We're conditioned to believe that big, starring roles are somehow more significant than smaller ones. It's always been that way: The phrase "character actor," a humble title if ever there was one, suggests a performer who's been tucked into the margins of a movie for color and zip, but who wouldn't be big enough to carry a picture in a starring role.
But the best character actors aren't lesser lights at all: In many cases, what they do is so potent that even a small dose packs a wallop. And that's how I've come to think of Baldwin, who's become one of the most dependable character actors in the movies, one who can give shape and meaning to even a very small role or who, even in a light, breezy turn, can give so much pleasure that he instantly elevates the quality of the picture around him.

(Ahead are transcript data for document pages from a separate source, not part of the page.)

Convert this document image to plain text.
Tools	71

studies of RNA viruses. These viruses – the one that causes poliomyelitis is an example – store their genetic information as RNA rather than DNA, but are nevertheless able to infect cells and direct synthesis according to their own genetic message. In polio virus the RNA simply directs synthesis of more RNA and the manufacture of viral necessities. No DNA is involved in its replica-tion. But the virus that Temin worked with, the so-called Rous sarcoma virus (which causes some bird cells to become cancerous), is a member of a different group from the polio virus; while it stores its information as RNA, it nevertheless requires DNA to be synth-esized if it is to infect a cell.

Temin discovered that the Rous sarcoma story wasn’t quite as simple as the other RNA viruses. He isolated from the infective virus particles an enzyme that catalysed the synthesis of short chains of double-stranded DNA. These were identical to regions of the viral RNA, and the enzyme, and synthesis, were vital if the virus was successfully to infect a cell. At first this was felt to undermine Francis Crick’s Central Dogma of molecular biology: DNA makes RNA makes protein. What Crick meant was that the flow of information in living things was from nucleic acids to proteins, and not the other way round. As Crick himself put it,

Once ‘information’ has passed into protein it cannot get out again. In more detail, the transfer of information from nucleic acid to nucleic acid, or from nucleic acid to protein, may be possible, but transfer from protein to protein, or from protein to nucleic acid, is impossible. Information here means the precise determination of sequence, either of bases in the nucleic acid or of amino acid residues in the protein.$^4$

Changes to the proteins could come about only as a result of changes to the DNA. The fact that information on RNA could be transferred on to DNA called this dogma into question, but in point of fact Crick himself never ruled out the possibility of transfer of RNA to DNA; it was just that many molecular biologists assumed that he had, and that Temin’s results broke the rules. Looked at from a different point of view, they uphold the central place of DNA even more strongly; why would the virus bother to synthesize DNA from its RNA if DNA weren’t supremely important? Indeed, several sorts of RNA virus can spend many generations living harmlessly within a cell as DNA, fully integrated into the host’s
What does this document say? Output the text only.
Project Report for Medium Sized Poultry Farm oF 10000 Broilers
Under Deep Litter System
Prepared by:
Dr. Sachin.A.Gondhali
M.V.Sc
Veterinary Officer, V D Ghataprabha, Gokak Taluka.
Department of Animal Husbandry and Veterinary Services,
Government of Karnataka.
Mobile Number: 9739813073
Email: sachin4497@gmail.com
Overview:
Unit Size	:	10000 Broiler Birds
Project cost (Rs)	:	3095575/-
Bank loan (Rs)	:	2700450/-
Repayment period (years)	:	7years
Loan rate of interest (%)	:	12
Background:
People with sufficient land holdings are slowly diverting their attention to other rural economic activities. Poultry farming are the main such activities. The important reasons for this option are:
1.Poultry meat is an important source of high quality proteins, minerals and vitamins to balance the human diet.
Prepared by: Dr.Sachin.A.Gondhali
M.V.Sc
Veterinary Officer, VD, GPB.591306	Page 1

As the long, winding ribbon of TV and movie credits that make up his IMDb listing suggests, Baldwin is the consummate working actor. In movies, he's played thugs and baddies of all stripes (maybe partly because he always looks good in a suit with strong shoulders), and a lot of armed forces higher-ups (maybe partly because he also looks pretty good in a uniform). He's done a short soap-opera stint, as well as voice-over narration work on TV's "Thomas the Tank Engine." Occasionally in his career, he's been cast as a leading man (in pictures like "The Marrying Man," with his then-future, now-ex wife Kim Basinger) and as a heroic lead (in "Ghosts of Mississippi" and "The Hunt for Red October"), but those performances aren't the ones that have stuck. Instead, Baldwin has become a stealth actor, almost a secret ingredient, a face we're always pleased to see. In a crappy movie, he's often the actor who rescues us, at least temporarily. In a good movie, he always manages to stand out without upstaging anyone, or anything, around him. No wonder he works so often: It's not every actor who, even in just a small way, can always make a movie better.